Menurut Irfan, Pemerintah Kota Kendari bersama instansi lainnya sudah seharusnya memberikan perhatian penuh terhadap wilayah teluk, mulai dari upaya mengatasi sedimentasi, pengembalian tutupan mangrove, hingga penataan kawasan secara menyeluruh.
”Tahap awal, pemerintah melakukan pengerukan sedimen, sembari memasang tanda imbauan kepada warga. Lalu, mengupayakan agar sedimentasi dari DAS Sungai Wanggu tidak langsung ke teluk. Terakhir, penanaman kembali mangrove, dan mengembalikan fungsi teluk sebagaimana mestinya,” ucapnya.

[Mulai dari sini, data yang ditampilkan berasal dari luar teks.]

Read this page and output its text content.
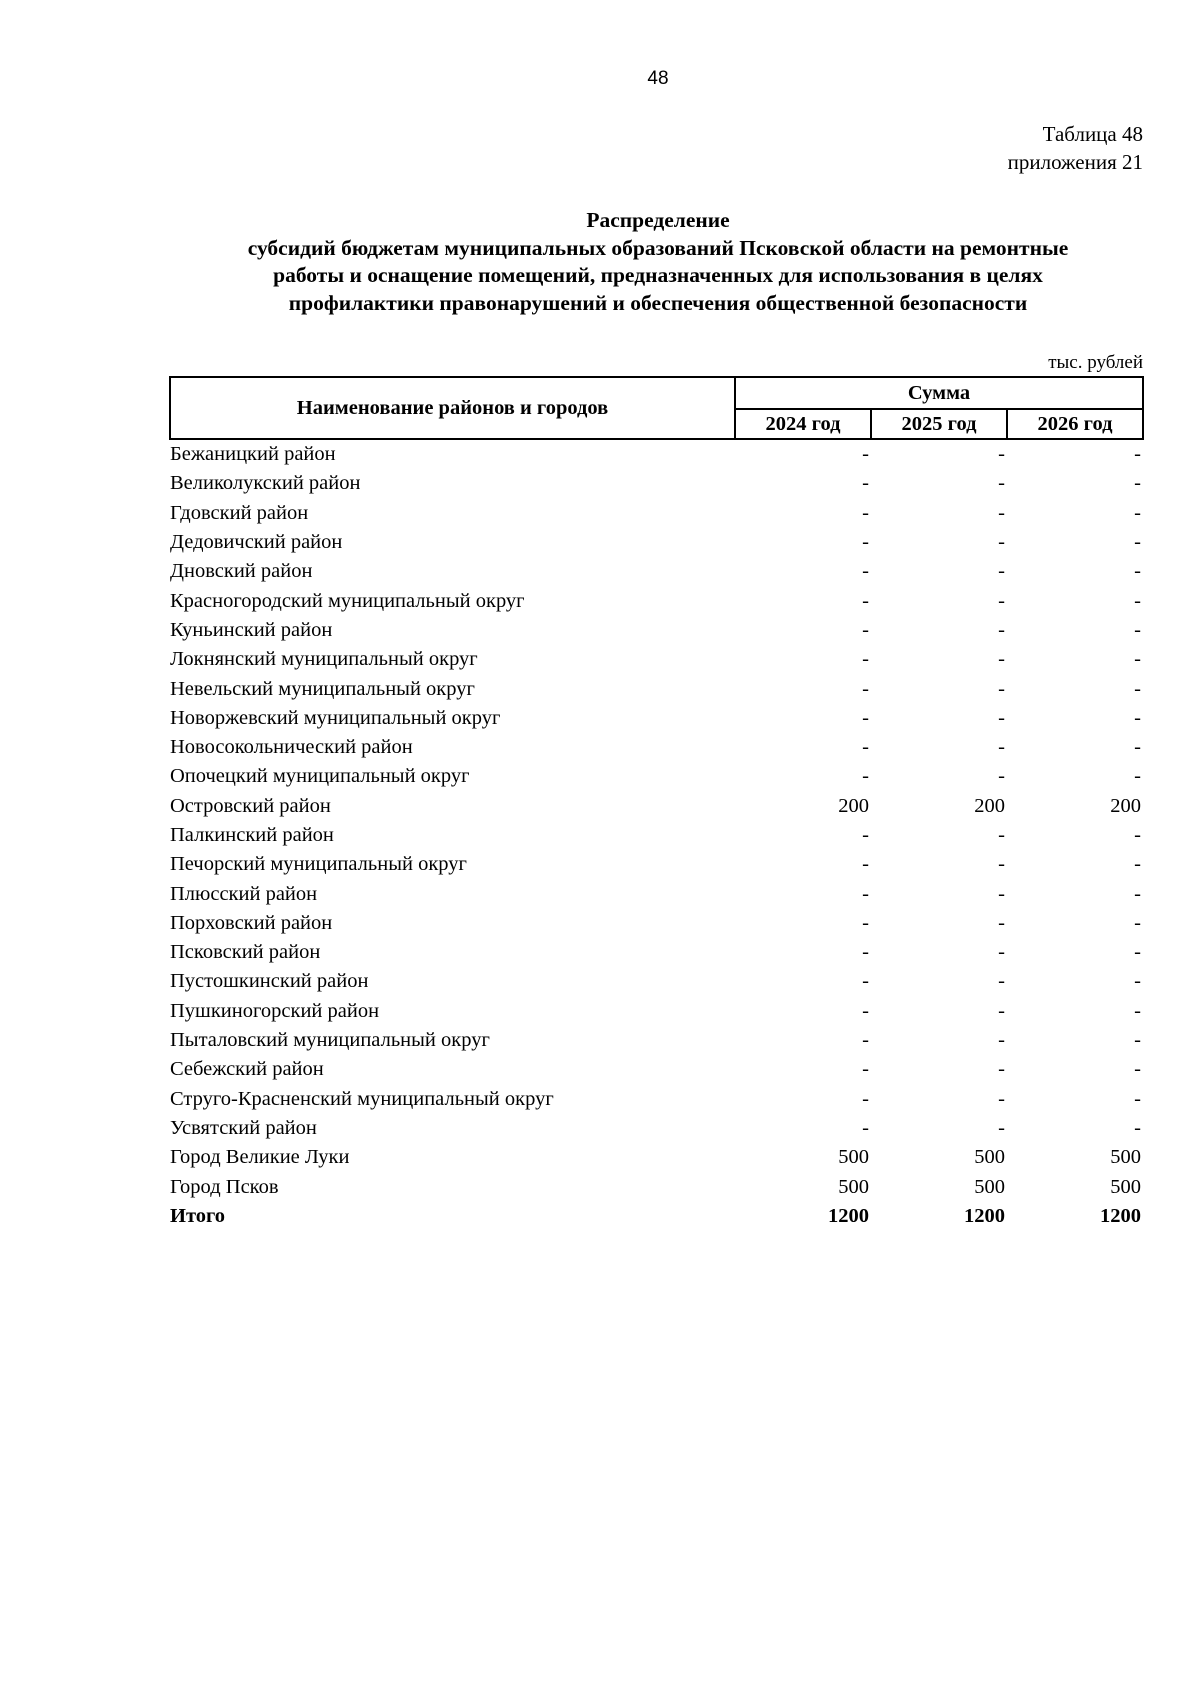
48
Таблица 48
приложения 21
Распределение
субсидий бюджетам муниципальных образований Псковской области на ремонтные
работы и оснащение помещений, предназначенных для использования в целях
профилактики правонарушений и обеспечения общественной безопасности
тыс. рублей
Наименование районов и городов	Сумма		
	2024 год	2025 год	2026 год
Бежаницкий район	-	-	-
Великолукский район	-	-	-
Гдовский район	-	-	-
Дедовичский район	-	-	-
Дновский район	-	-	-
Красногородский муниципальный округ	-	-	-
Куньинский район	-	-	-
Локнянский муниципальный округ	-	-	-
Невельский муниципальный округ	-	-	-
Новоржевский муниципальный округ	-	-	-
Новосокольнический район	-	-	-
Опочецкий муниципальный округ	-	-	-
Островский район	200	200	200
Палкинский район	-	-	-
Печорский муниципальный округ	-	-	-
Плюсский район	-	-	-
Порховский район	-	-	-
Псковский район	-	-	-
Пустошкинский район	-	-	-
Пушкиногорский район	-	-	-
Пыталовский муниципальный округ	-	-	-
Себежский район	-	-	-
Струго-Красненский муниципальный округ	-	-	-
Усвятский район	-	-	-
Город Великие Луки	500	500	500
Город Псков	500	500	500
Итого	1200	1200	1200
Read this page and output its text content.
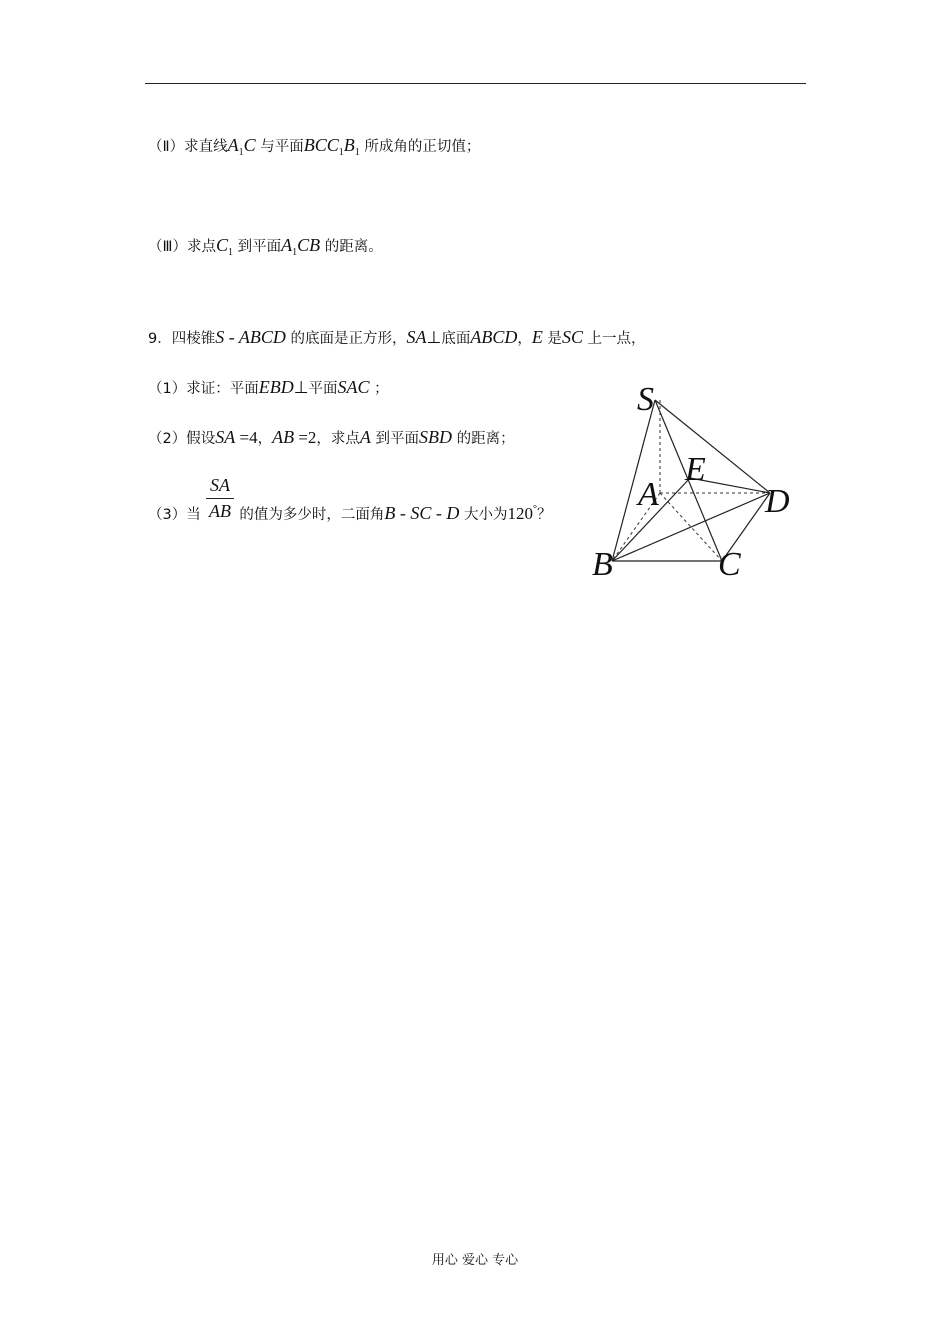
（Ⅱ）求直线$A_1C$ 与平面$BCC_1B_1$ 所成角的正切值；
（Ⅲ）求点$C_1$ 到平面$A_1CB$ 的距离。
9．四棱锥S - ABCD 的底面是正方形，SA⊥底面ABCD，E 是SC 上一点，
（1）求证：平面EBD⊥平面SAC ；
（2）假设SA =4，AB =2，求点A 到平面SBD 的距离；
$\frac{SA}{AB}$
（3）当 的值为多少时，二面角B - SC - D 大小为120°？
S
A
E
D
B	C
用心 爱心 专心
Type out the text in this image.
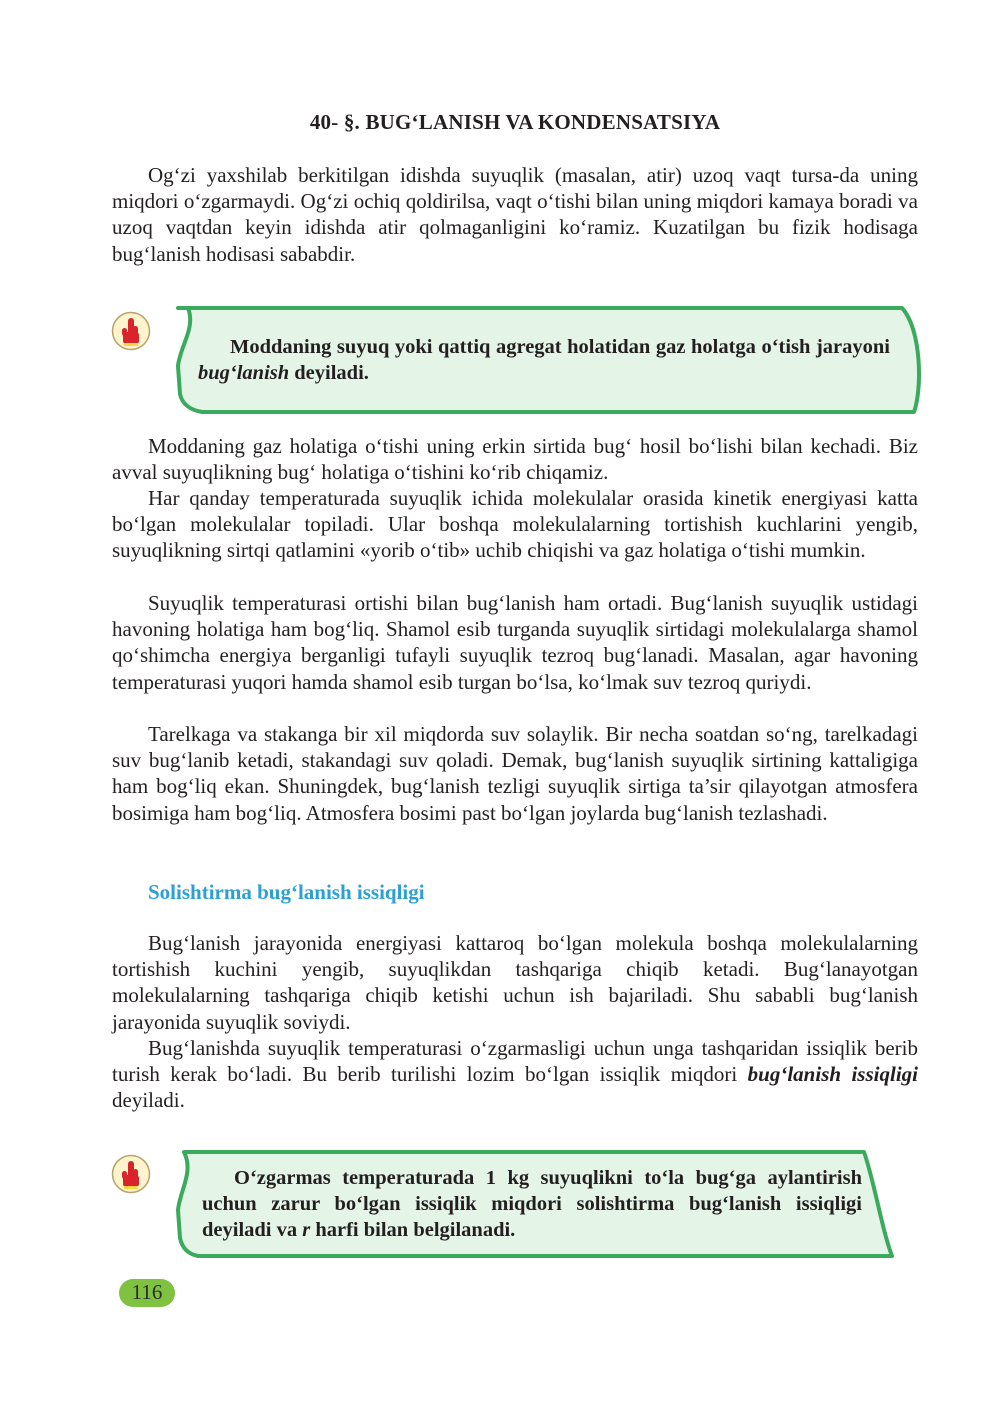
40- §. BUG‘LANISH VA KONDENSATSIYA

Og‘zi yaxshilab berkitilgan idishda suyuqlik (masalan, atir) uzoq vaqt tursa-da uning miqdori o‘zgarmaydi. Og‘zi ochiq qoldirilsa, vaqt o‘tishi bilan uning miqdori kamaya boradi va uzoq vaqtdan keyin idishda atir qolmaganligini ko‘ramiz. Kuzatilgan bu fizik hodisaga bug‘lanish hodisasi sababdir.

Moddaning suyuq yoki qattiq agregat holatidan gaz holatga o‘tish jarayoni bug‘lanish deyiladi.

Moddaning gaz holatiga o‘tishi uning erkin sirtida bug‘ hosil bo‘lishi bilan kechadi. Biz avval suyuqlikning bug‘ holatiga o‘tishini ko‘rib chiqamiz.

Har qanday temperaturada suyuqlik ichida molekulalar orasida kinetik energiyasi katta bo‘lgan molekulalar topiladi. Ular boshqa molekulalarning tortishish kuchlarini yengib, suyuqlikning sirtqi qatlamini «yorib o‘tib» uchib chiqishi va gaz holatiga o‘tishi mumkin.

Suyuqlik temperaturasi ortishi bilan bug‘lanish ham ortadi. Bug‘lanish suyuqlik ustidagi havoning holatiga ham bog‘liq. Shamol esib turganda suyuqlik sirtidagi molekulalarga shamol qo‘shimcha energiya berganligi tufayli suyuqlik tezroq bug‘lanadi. Masalan, agar havoning temperaturasi yuqori hamda shamol esib turgan bo‘lsa, ko‘lmak suv tezroq quriydi.

Tarelkaga va stakanga bir xil miqdorda suv solaylik. Bir necha soatdan so‘ng, tarelkadagi suv bug‘lanib ketadi, stakandagi suv qoladi. Demak, bug‘lanish suyuqlik sirtining kattaligiga ham bog‘liq ekan. Shuningdek, bug‘lanish tezligi suyuqlik sirtiga ta’sir qilayotgan atmosfera bosimiga ham bog‘liq. Atmosfera bosimi past bo‘lgan joylarda bug‘lanish tezlashadi.

Solishtirma bug‘lanish issiqligi

Bug‘lanish jarayonida energiyasi kattaroq bo‘lgan molekula boshqa molekulalarning tortishish kuchini yengib, suyuqlikdan tashqariga chiqib ketadi. Bug‘lanayotgan molekulalarning tashqariga chiqib ketishi uchun ish bajariladi. Shu sababli bug‘lanish jarayonida suyuqlik soviydi.

Bug‘lanishda suyuqlik temperaturasi o‘zgarmasligi uchun unga tashqaridan issiqlik berib turish kerak bo‘ladi. Bu berib turilishi lozim bo‘lgan issiqlik miqdori bug‘lanish issiqligi deyiladi.

O‘zgarmas temperaturada 1 kg suyuqlikni to‘la bug‘ga aylantirish uchun zarur bo‘lgan issiqlik miqdori solishtirma bug‘lanish issiqligi deyiladi va r harfi bilan belgilanadi.

116
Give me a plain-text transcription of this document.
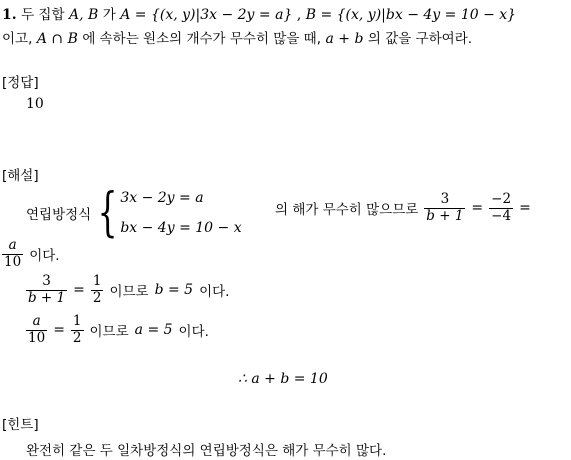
1. 두 집합 A, B 가 A = {(x, y)|3x − 2y = a} , B = {(x, y)|bx − 4y = 10 − x}
이고, A ∩ B 에 속하는 원소의 개수가 무수히 많을 때, a + b 의 값을 구하여라.
[정답]
10
[해설]
연립방정식 { 3x − 2y = a
bx − 4y = 10 − x
의 해가 무수히 많으므로 $\frac{3}{b + 1} = \frac{-2}{-4}$ =
$\frac{a}{10}$ 이다.
$\frac{3}{b + 1} = \frac{1}{2}$ 이므로 b = 5 이다.
$\frac{a}{10} = \frac{1}{2}$ 이므로 a = 5 이다.
∴ a + b = 10
[힌트]
완전히 같은 두 일차방정식의 연립방정식은 해가 무수히 많다.
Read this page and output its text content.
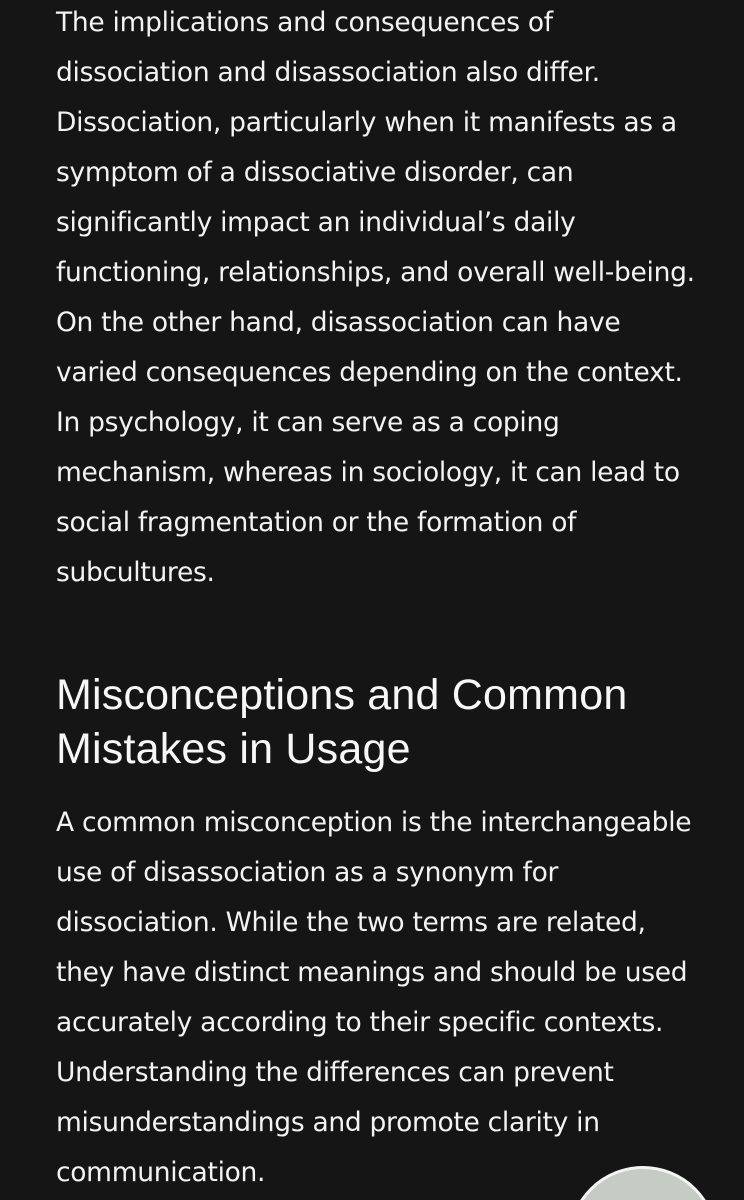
The implications and consequences of dissociation and disassociation also differ. Dissociation, particularly when it manifests as a symptom of a dissociative disorder, can significantly impact an individual’s daily functioning, relationships, and overall well-being. On the other hand, disassociation can have varied consequences depending on the context. In psychology, it can serve as a coping mechanism, whereas in sociology, it can lead to social fragmentation or the formation of subcultures.

Misconceptions and Common Mistakes in Usage

A common misconception is the interchangeable use of disassociation as a synonym for dissociation. While the two terms are related, they have distinct meanings and should be used accurately according to their specific contexts. Understanding the differences can prevent misunderstandings and promote clarity in communication.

Wilayah Teluk Kendari kini mengalami sedimentasi parah seiring pesatnya pembangunan. Hasil penelitian Balai Penelitian Daerah Aliran Sungai Sampara menyebutkan, dalam kurun waktu beberapa tahun terakhir, terjadi pendangkalan seluas 101,8 hektar di Teluk Kendari. Luas wilayah teluk ini menyusut dari semula 1.186,2 hektar menjadi 1.084,4 hektar pada tahun 2000.
Padahal, Teluk Kendari merupakan salah satu aset penting yang merupakan muara dari sedikitnya 13 sungai di Kota Kendari. Daerah Aliran Sungai (DAS) Sungai Wanggu dan Sungai Kambu adalah dua terbesar yang bermuara di Teluk Kendari.
Sungai Wanggu, yang memiliki DAS seluas 339,73 kilometer persegi, merupakan penyumbang sedimentasi terbesar, mencapai 143.147 meter kubik per tahun. Hal itu sesuai riset dari Catrin Sudardjat, M Syahril BK, dan Hadi Kardhana pada 2011, seperti dilansir dari laman LPPM Institut Teknologi Bandung.
KOMPAS/SAIFUL RIJAL YUNUS
Aliran Sungai Wanggu yang bermuara di Teluk Kendari membawa sedimentasi masif, seperti terlihat pada Jumat (26/3/2021), di Kendari, Sulawesi Tenggara. Sedimentasi dan reklamasi selama beberapa dekade terakhir membuat wilayah teluk seluas 900 hektar ini kritis.